The institution was founded despite the opposition by Protestant Remonstrants from Leiden University (but not by the Dutch Reformed Church), and because of this opposition it could not award degrees. It was anti-Aristotelian and some of its professors inclined to Cartesianism. It is known that rabbi Menasseh ben Israel, who promoted dialogue with Christians and helped organize debates at the Atheneum. Spinoza biographer Jonathan I. Israel contends that it is likely that Spinoza attended lectures and debates there as a young man.

The chapel is all that remains of the Agnietenklooster built in 1470, that was illustrated by Cornelis Anthonisz in 1544. It was remodelled in 1631 to become the Atheneaeum Illustre, which was the same year the old gate from 1571 was moved.

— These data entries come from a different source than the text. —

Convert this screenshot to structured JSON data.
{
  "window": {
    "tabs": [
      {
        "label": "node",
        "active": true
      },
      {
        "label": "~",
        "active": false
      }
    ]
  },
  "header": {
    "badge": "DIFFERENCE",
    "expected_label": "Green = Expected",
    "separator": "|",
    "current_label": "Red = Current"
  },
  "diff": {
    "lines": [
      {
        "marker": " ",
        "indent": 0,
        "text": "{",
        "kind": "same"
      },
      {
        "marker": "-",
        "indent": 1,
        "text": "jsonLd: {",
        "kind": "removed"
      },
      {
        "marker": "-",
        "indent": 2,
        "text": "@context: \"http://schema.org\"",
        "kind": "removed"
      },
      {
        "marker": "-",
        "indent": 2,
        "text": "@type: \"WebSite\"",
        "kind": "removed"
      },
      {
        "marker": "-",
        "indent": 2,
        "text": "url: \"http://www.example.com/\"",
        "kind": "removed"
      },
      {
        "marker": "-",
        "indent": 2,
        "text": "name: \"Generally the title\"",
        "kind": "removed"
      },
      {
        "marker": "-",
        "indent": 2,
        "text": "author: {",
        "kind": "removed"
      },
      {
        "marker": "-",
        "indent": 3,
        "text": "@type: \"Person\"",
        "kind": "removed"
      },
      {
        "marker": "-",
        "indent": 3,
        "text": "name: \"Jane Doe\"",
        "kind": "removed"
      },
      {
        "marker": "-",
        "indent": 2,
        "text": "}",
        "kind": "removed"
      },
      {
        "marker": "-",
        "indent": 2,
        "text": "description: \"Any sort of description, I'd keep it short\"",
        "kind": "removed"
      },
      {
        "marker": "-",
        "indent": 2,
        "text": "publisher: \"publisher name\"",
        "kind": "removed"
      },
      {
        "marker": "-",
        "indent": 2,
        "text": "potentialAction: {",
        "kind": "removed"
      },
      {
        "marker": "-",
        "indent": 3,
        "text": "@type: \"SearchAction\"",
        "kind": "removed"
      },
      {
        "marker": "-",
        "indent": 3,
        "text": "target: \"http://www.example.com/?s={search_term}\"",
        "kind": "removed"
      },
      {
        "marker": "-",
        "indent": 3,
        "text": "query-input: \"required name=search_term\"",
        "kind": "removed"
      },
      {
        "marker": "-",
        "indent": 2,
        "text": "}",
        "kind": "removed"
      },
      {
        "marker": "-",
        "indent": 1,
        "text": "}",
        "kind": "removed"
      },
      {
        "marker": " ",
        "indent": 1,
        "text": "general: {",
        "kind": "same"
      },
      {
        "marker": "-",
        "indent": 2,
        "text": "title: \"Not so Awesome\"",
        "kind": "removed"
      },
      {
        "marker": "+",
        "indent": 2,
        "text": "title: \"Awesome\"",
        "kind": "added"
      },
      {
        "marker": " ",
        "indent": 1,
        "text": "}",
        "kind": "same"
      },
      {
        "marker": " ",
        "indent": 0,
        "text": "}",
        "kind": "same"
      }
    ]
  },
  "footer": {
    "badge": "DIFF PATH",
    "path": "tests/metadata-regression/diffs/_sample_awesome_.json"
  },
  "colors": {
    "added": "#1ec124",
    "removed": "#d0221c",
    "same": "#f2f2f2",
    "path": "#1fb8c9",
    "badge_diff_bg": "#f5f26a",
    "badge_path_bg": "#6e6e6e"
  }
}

Though it is considered the predecessor to the University of Amsterdam, it was not possible to earn a degree there and it wasn't lawfully recognized for diplomas until 1815. It wasn't until 1877 that it was recognized for doctorates, and that was the same year the name was changed to Gemeentelijke Universiteit van Amsterdam. Professors were appointed by the city council and the mayor of Amsterdam was chairman of the board. This situation remained in place until 1961, when the financial responsibility for the school reverted to the national ministry of education.

At the foundation of the Athenaeum Illustre, the City Library was moved to the attics of the Agnietenkapel and thus formed the origin of the present University Library.